Comment écrire la biographie d'un auteur qui a consacré l'essentiel de son oeuvre au récit de sa propre vie ? C'est le défi que s'est lancé Dominique Chabrol, un pari qu'il remporte haut la main. Le biographe sait se montrer discret tout au long des 450 pages de ce livre touffu mais il sait aussi, au détour d'un chapitre, questionner le lecteur sur ce qui peut faire, ou défaire, la vie d'un homme ordinaire, rappelant au passage qu'il suffit parfois d'un interligne plus ou moins espacé, ou d'une virgule mal placée, pour que l'oubli se transforme en notoriété et vice versa.
Une Vie à crédit, un titre qui renvoie au célèbre Mort à crédit de Louis Ferdinand Céline, écrivain majeur et maudit du vingtième siècle, qu'Alphonse Boudard considère comme son modèle mais qu'il ne suivra jamais sur le chemin de l'antisémitisme et de la passion pour la croix gammée. Un langage constamment inventif et l'emploi de l'argot dans des récits vivants et sincères, voilà ce qui rapproche les deux auteurs et dévoile une filiation indiscutable.

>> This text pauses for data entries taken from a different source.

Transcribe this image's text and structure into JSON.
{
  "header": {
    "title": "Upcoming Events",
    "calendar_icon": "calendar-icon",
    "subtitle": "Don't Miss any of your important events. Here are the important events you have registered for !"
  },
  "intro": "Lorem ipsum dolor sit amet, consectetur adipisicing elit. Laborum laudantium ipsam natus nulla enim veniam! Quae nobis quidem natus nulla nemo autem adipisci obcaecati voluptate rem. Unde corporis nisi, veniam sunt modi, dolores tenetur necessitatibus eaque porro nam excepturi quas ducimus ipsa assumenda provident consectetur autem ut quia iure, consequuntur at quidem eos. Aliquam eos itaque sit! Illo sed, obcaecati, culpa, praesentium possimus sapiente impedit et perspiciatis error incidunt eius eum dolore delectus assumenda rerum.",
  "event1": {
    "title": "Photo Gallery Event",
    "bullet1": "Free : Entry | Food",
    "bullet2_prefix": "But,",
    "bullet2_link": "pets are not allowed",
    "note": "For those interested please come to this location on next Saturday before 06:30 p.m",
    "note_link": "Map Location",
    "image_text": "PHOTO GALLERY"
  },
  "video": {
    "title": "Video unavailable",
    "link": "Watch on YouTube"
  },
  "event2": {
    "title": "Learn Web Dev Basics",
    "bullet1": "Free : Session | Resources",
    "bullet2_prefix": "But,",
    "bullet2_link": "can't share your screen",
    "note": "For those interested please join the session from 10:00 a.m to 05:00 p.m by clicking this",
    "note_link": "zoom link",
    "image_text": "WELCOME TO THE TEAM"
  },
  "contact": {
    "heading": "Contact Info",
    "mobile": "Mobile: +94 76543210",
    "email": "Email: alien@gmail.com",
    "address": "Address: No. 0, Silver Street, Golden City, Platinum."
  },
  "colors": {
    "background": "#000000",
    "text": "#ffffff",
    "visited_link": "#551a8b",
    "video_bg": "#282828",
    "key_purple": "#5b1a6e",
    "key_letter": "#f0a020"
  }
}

Enfant sans père, placé chez des paysans jusqu'à sept ans, puis petit parigot détenteur du certificat d'études, Alphonse Boudard va s'engager dans les FFI du mythique colonel Fabien puis dans la 1ère armée du non moins célèbre maréchal de Lattre pour bouter les Allemands hors de France. Blessé au combat, décoré de la Croix de guerre, gaulliste de la première heure, il tombe ensuite dans la délinquance et va tout droit en prison sans passer par la case départ. Affaibli par des années de détention et par la tuberculose attrapée derrière les barreaux, il rédige en prison un manuscrit de 800 pages, Les Combattants du petit bonheur, qu'il transmet clandestinement à son épouse afin qu'elle le propose aux maisons d'édition. Après de multiples échecs et de sanglantes désillusions, Alphonse Boudard devient célèbre et son premier roman obtient le Prix Renaudot en 1977. Quand il reçoit le Grand prix de l'Académie française en 1995 pour Mourir d''enfance, il refuse d'endosser le costume d'académicien et déclare, avec son style anti-conformiste et son accent prolétaire : « Pourquoi me faire porter une épée quand il n'y a plus personne à tuer ? ».

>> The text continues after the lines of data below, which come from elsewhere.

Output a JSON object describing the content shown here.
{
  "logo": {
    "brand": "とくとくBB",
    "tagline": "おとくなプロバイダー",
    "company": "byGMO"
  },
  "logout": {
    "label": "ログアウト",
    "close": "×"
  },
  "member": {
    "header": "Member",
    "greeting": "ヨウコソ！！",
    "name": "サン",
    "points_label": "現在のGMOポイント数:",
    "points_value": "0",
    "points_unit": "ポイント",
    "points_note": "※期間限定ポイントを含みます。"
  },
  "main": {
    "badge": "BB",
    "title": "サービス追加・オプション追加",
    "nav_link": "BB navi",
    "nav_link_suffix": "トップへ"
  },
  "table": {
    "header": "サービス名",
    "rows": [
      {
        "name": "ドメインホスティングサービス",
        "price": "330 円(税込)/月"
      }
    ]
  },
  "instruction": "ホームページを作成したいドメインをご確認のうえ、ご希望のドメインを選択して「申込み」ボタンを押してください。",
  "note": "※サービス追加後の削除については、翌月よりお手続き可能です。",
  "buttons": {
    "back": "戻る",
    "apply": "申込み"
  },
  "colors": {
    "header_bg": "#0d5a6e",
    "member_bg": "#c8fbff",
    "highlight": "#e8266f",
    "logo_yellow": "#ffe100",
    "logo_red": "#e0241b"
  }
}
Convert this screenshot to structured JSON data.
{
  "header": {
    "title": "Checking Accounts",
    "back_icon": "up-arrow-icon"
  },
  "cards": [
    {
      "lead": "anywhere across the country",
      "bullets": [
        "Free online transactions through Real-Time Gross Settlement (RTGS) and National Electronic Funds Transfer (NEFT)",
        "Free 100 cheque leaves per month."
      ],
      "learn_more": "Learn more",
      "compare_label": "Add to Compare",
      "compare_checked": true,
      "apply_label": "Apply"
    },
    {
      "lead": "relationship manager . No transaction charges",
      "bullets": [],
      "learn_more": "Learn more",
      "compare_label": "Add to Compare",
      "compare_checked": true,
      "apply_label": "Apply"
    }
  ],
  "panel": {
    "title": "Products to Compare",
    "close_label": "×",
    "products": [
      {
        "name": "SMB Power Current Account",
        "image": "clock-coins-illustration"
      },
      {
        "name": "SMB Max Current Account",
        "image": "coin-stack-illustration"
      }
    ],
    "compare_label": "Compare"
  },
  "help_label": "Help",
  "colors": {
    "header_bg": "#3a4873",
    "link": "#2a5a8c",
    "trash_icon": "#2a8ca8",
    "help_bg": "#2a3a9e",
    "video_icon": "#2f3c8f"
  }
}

Boudard fait partie de la famille des écrivains-taulards, comme José Giovanni ou Edward Bunker, il refuse de se plaindre ou de passer pour une victime, il assume ses erreurs et emploie la dérision et l'humour pour cacher sa colère et son amertume. J'ai lu Alphonse Boudard il y a bien longtemps et ce livre m'a donné envie de le relire avec une vision nouvelle du personnage.

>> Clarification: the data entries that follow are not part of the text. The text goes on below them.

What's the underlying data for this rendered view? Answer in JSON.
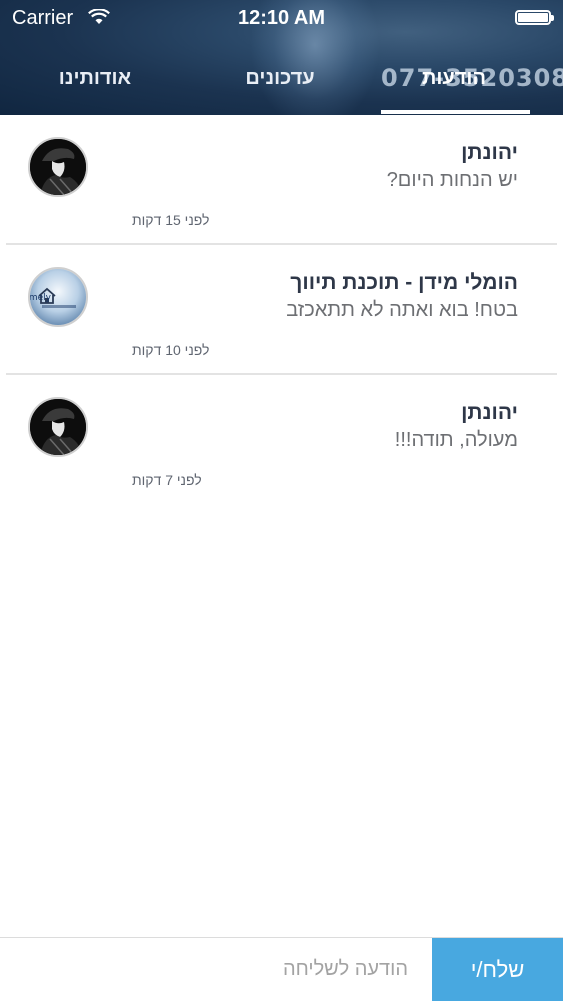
{
  "status_bar": {
    "carrier": "Carrier",
    "time": "12:10 AM"
  },
  "header": {
    "watermark": "077-3520308"
  },
  "tabs": [
    {
      "label": "אודותינו",
      "active": false
    },
    {
      "label": "עדכונים",
      "active": false
    },
    {
      "label": "הודעות",
      "active": true
    }
  ],
  "messages": [
    {
      "sender": "יהונתן",
      "text": "יש הנחות היום?",
      "time_ago": "לפני 15 דקות",
      "avatar": "person-avatar"
    },
    {
      "sender": "הומלי מידן - תוכנת תיווך",
      "text": "בטח! בוא ואתה לא תתאכזב",
      "time_ago": "לפני 10 דקות",
      "avatar": "homely-logo",
      "logo_text": "homely"
    },
    {
      "sender": "יהונתן",
      "text": "מעולה, תודה!!!",
      "time_ago": "לפני 7 דקות",
      "avatar": "person-avatar"
    }
  ],
  "composer": {
    "placeholder": "הודעה לשליחה",
    "send_label": "שלח/י"
  },
  "colors": {
    "header_dark": "#102640",
    "send_button": "#48a8e0",
    "sender_text": "#2e3748",
    "message_text": "#6d6f73"
  }
}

Pour ceux qui voudraient découvrir Alphonse Boudard voici ses trois chefs-d'oeuvre : La Cerise, récit des années d'emprisonnement, L'Hôpital, récit des années de sanatorium et Les Combattants du petit bonheur, récit des années de guerre. Merci à Babelio qui m'a envoyé ce livre dans le cadre du concours Masse Critique.